I originally was searching for ways in which to make a building truly art as opposed to simply brick and mortar. Once somebody sets a building plan down in a pattern book, it’s all but impossible to make architecture from that plan anymore, because there’s nothing different, nothing unique. It becomes almost like pop-art: perhaps good, but mass produced and mechanized into thoughtless pleasantness. When I started researching, first in books, later physically on site in Dublin and around the country, I found that almost none of the prominent architecture in Ireland wasn’t English. Even Saint Patrick’s Cathedral is clearly derived from early English Gothic churches, viz. Salisbury Cathedral. I had to go back further to the Romanesque, before even the Vikings came, to find an authentically Irish architecture, and then earlier still to the great Neolithic structures built before the pyramids. These mound-tombs are built in such a sophisticated way that despite their age and the consistent Irish climate they still don’t leak (cf. Frank Lloyd Wright).

So in the process of seeing what Dublin is, Ireland’s first city, blooming under English overlordship under the four Georges, and what Ireland was, an island culture so in touch with itself that Christian saints and pagan goddesses might be the same person, I may have found where I fall on the two big questions above. One can bring together things seemingly disparate and by so doing say something different from what each one may have said independently. Simply reapplying Romanesque architecture, Ireland’s age before conquest, to Dublin would ignore what happened since, and give a head scratching moment to almost anyone who passed by, certainly the educated. However, building a Catholic Cathedral, in historically one of the most Catholic countries in the world, in a decidedly protestant tradition, makes little sense either, and even tells something of a falsehood. Finding a way to bring them together allows me to both fit into my context by the materials, proportions, and architectural elements typical to the place, while also finding things objectively Irish and Catholic (like the Irish round tower, or five-aisled basilica) to create something certainly different though not altogether out of place. Something that is different, and isn’t afraid to be.

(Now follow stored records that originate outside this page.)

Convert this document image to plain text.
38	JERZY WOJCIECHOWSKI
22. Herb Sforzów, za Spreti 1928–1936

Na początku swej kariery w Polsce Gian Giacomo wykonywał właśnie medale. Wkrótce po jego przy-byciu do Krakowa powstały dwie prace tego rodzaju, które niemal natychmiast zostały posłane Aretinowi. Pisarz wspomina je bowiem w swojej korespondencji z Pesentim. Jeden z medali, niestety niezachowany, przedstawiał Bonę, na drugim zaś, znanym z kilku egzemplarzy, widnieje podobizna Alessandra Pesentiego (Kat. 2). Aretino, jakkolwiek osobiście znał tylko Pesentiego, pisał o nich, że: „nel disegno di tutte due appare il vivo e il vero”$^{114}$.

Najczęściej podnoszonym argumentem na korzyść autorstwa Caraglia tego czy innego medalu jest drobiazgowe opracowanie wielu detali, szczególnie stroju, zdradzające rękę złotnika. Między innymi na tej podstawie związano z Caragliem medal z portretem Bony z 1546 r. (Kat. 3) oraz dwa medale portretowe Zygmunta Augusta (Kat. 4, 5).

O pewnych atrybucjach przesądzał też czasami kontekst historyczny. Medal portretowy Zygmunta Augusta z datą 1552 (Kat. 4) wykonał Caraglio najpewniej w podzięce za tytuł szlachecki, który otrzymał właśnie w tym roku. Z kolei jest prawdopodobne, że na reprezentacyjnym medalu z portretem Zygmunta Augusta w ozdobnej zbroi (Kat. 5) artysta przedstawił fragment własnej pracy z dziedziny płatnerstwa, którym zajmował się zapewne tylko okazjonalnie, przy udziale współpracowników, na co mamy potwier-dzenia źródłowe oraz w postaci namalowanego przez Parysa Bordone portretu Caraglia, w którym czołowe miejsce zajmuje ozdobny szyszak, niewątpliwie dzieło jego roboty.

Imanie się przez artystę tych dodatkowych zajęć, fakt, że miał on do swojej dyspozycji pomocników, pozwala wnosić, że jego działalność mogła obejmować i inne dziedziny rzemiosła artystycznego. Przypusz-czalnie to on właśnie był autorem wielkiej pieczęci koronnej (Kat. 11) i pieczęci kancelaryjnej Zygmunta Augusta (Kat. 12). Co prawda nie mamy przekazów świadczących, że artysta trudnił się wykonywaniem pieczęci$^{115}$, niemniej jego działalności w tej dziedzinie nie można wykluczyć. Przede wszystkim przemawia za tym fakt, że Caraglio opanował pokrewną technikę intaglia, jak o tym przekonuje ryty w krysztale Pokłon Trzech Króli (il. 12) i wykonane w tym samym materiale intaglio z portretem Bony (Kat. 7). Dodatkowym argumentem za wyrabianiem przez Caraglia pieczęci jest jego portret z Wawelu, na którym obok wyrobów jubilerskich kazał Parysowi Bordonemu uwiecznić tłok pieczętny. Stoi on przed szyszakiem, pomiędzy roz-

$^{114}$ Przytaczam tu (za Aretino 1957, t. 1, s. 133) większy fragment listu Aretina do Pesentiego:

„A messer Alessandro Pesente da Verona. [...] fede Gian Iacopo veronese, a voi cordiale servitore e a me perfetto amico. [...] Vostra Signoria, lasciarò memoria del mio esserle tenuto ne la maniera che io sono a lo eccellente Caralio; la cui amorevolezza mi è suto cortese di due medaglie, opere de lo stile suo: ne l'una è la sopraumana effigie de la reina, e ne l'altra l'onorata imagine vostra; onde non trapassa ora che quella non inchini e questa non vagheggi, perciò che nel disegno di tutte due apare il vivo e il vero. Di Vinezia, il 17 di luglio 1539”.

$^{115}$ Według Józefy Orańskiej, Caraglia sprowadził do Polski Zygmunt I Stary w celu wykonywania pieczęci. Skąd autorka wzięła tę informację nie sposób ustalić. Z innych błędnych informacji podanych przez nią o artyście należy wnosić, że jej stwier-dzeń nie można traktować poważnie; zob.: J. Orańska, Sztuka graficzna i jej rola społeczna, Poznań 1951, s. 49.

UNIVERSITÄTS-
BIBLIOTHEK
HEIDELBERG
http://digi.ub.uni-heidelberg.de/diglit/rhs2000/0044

From my view this isn’t a new approach so much as an improvement on one that has long existed. Plenty of people try to blend architectural styles but tend to do so whimsically. They do it simply because of what they like, and what’s around them, rather than to express fundamental individualities. These unique aspects, in this case a difference of faith and nationality, allow a much richer dialogue between “styles” like the interplay of iconography and symbolism, rather than something so blunt as pointed arches vs. rounded.

These realizations have come through my study in Ireland and through working on my thesis design itself. Naturally, one has an idea about how things will impact them in the future, but we don’t quite understand them until it happens to us. My research has allowed me two important things. First, it allowed me the practical situation of being able to see my project site in person, to document it at different times of day and week. Second, and more interestingly, it allowed me the opportunity to interact with Ireland’s physical history from a broad range of time periods, and to extract some of the consistencies throughout time and apply them today. I now see what the English imposed on my site, what the Irish did in other places earlier, and that allows me to work at my goal: how to get the best of both together without losing either. My work is cut out for me.